Twenty-Eleven


New Year’s Day must be right around the corner judging by the high rotation of TV ads for debt consolidation and weight loss products. January must be Boxing Month for the good folks at Fitness Depot, Weight Watchers and gyms everywhere. I have been thinking of re-joining Weight Watcher for a while but I don’t want to do it in January. Smacks too much of pre-ordered failure.

(As an aside, my spell-checker is taking issue with the word “pre-order” which is leading me down a philosophical path of reflection on pre-ordering. This should be the neologism of the year, a completely made-up notion for the purpose of online marketing. Think about it. What does pre-order mean?  Before ordering. What is there before ordering? Not a whole lot. You order pizza because you want pizza. The order comes before the pizza but what comes before the order? The stomach grumble? The twinkle in the eye? Ordering is by definition an initiation of something. We only started pre-ordering stuff when Amazon thought it would be a good way of preventing potential clients from walking over to their nearest bookstore once the latest Harry Potter became available. Might as well wait for UPS, it’s been pre-ordered…)

Last year, I poached a retrospective from another blog. It’s a series of questions meant to make you go back on the year just over. They are superficial — what did you do on your birthday? — rather than life-changing but it’s very entertaining a year later. It’s like The Economist’s The World in… forecast issue. It’s always a good read when it comes out but not as much as it is a year later.

As it turned out, 2011 was The Year of the Twins. I spent the first 9 months of the year pregnant and the last 3 caring for two infants. And that sums it up! Here’s one question that makes me roll on the floor laughing:

2. Did you keep your new year’s resolutions, and will you make more for next year?

I was committed to losing those damned “last 10 pounds” but I put on 30 instead. I wanted to start hosting dinner parties for my adult friends, without kids. Instead I had an army of friends making me frozen dinners and bringing supper to my house. I wanted to take the children swimming and skating more often. Ha!Ha!Ha!Ha!Ha! *Wheeze* . I wanted to make more time for friends and family, instead I lost touch with people I care deeply about. I have only managed to keep close to my closest friends because they don’t take no for an answer and invite themselves over. It seems like the twins have made us even more insular than we already were.

Here’s another side-stitcher:

8. What was your biggest achievement of the year?

Army Half Marathon. Getting out of bed at 5:00 am to run before work last spring.

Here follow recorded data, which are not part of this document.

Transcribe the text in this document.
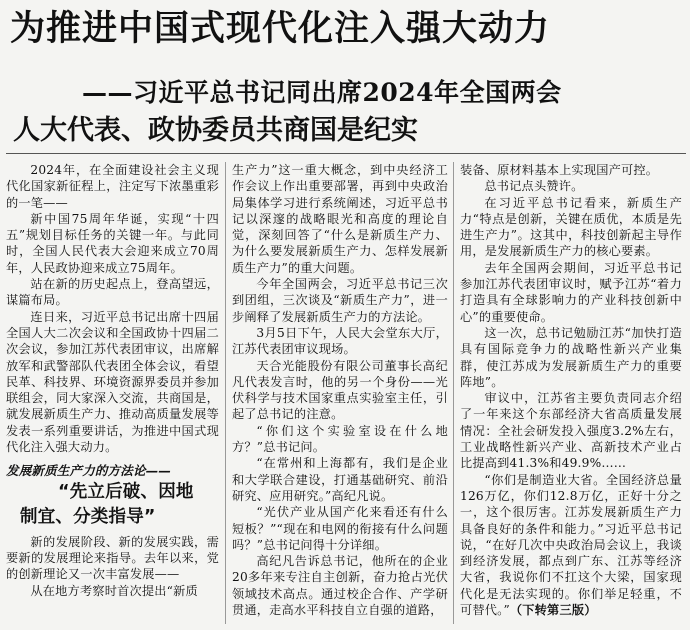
为推进中国式现代化注入强大动力
——习近平总书记同出席2024年全国两会
人大代表、政协委员共商国是纪实

2024年，在全面建设社会主义现代化国家新征程上，注定写下浓墨重彩的一笔——

新中国75周年华诞，实现“十四五”规划目标任务的关键一年。与此同时，全国人民代表大会迎来成立70周年，人民政协迎来成立75周年。

站在新的历史起点上，登高望远，谋篇布局。

连日来，习近平总书记出席十四届全国人大二次会议和全国政协十四届二次会议，参加江苏代表团审议，出席解放军和武警部队代表团全体会议，看望民革、科技界、环境资源界委员并参加联组会，同大家深入交流，共商国是，就发展新质生产力、推动高质量发展等发表一系列重要讲话，为推进中国式现代化注入强大动力。

发展新质生产力的方法论——
“先立后破、因地
制宜、分类指导”

新的发展阶段、新的发展实践，需要新的发展理论来指导。去年以来，党的创新理论又一次丰富发展——

从在地方考察时首次提出“新质

生产力”这一重大概念，到中央经济工作会议上作出重要部署，再到中央政治局集体学习进行系统阐述，习近平总书记以深邃的战略眼光和高度的理论自觉，深刻回答了“什么是新质生产力、为什么要发展新质生产力、怎样发展新质生产力”的重大问题。

今年全国两会，习近平总书记三次到团组，三次谈及“新质生产力”，进一步阐释了发展新质生产力的方法论。

3月5日下午，人民大会堂东大厅，江苏代表团审议现场。

天合光能股份有限公司董事长高纪凡代表发言时，他的另一个身份——光伏科学与技术国家重点实验室主任，引起了总书记的注意。

“你们这个实验室设在什么地方？”总书记问。

“在常州和上海都有，我们是企业和大学联合建设，打通基础研究、前沿研究、应用研究。”高纪凡说。

“光伏产业从国产化来看还有什么短板？”“现在和电网的衔接有什么问题吗？”总书记问得十分详细。

高纪凡告诉总书记，他所在的企业20多年来专注自主创新，奋力抢占光伏领域技术高点。通过校企合作、产学研贯通，走高水平科技自立自强的道路，

装备、原材料基本上实现国产可控。

总书记点头赞许。

在习近平总书记看来，新质生产力“特点是创新，关键在质优，本质是先进生产力”。这其中，科技创新起主导作用，是发展新质生产力的核心要素。

去年全国两会期间，习近平总书记参加江苏代表团审议时，赋予江苏“着力打造具有全球影响力的产业科技创新中心”的重要使命。

这一次，总书记勉励江苏“加快打造具有国际竞争力的战略性新兴产业集群，使江苏成为发展新质生产力的重要阵地”。

审议中，江苏省主要负责同志介绍了一年来这个东部经济大省高质量发展情况：全社会研发投入强度3.2%左右，工业战略性新兴产业、高新技术产业占比提高到41.3%和49.9%……

“你们是制造业大省。全国经济总量126万亿，你们12.8万亿，正好十分之一，这个很厉害。江苏发展新质生产力具备良好的条件和能力。”习近平总书记说，“在好几次中央政治局会议上，我谈到经济发展，都点到广东、江苏等经济大省，我说你们不扛这个大梁，国家现代化是无法实现的。你们举足轻重，不可替代。”（下转第三版）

ROAR! Getting out of bed at 4:45 to grab the first bus, getting off downtown and running 7.5 km at the crack of dawn in frigid weather before heading to work. It was cold, it was wet… and I have wonderful memories of it! Running will ruin your brain that way… This year, I hope to go for a walk. Once.

But I wasn’t laughing anymore when I started reflecting on this one:

13. What did you get really excited about?

We had twins and that was exciting but more like a slow burn. For sure, the birth was a lifetime high. But that must be, in my opinion, one of the saddest part of being constantly exhausted and busy: I don’t get excited about anything anymore. The grind of getting anything done gets the excitement factor out of things that should have been — or used to be — exciting. Like running my boss’ re-election campaign. Nothing is exciting anymore, it’s all in degrees of “exhausting”: somewhat, mildly, very, completely…

And maybe this will be my Twin-First-Year-Totally-Manageable-New-Year-Resolution: get excited about something. Change my outlook. Stop seeing things in degrees of exhaustion and start getting excited again! (I feel like I should add some exclamation marks here)!!!!!!!!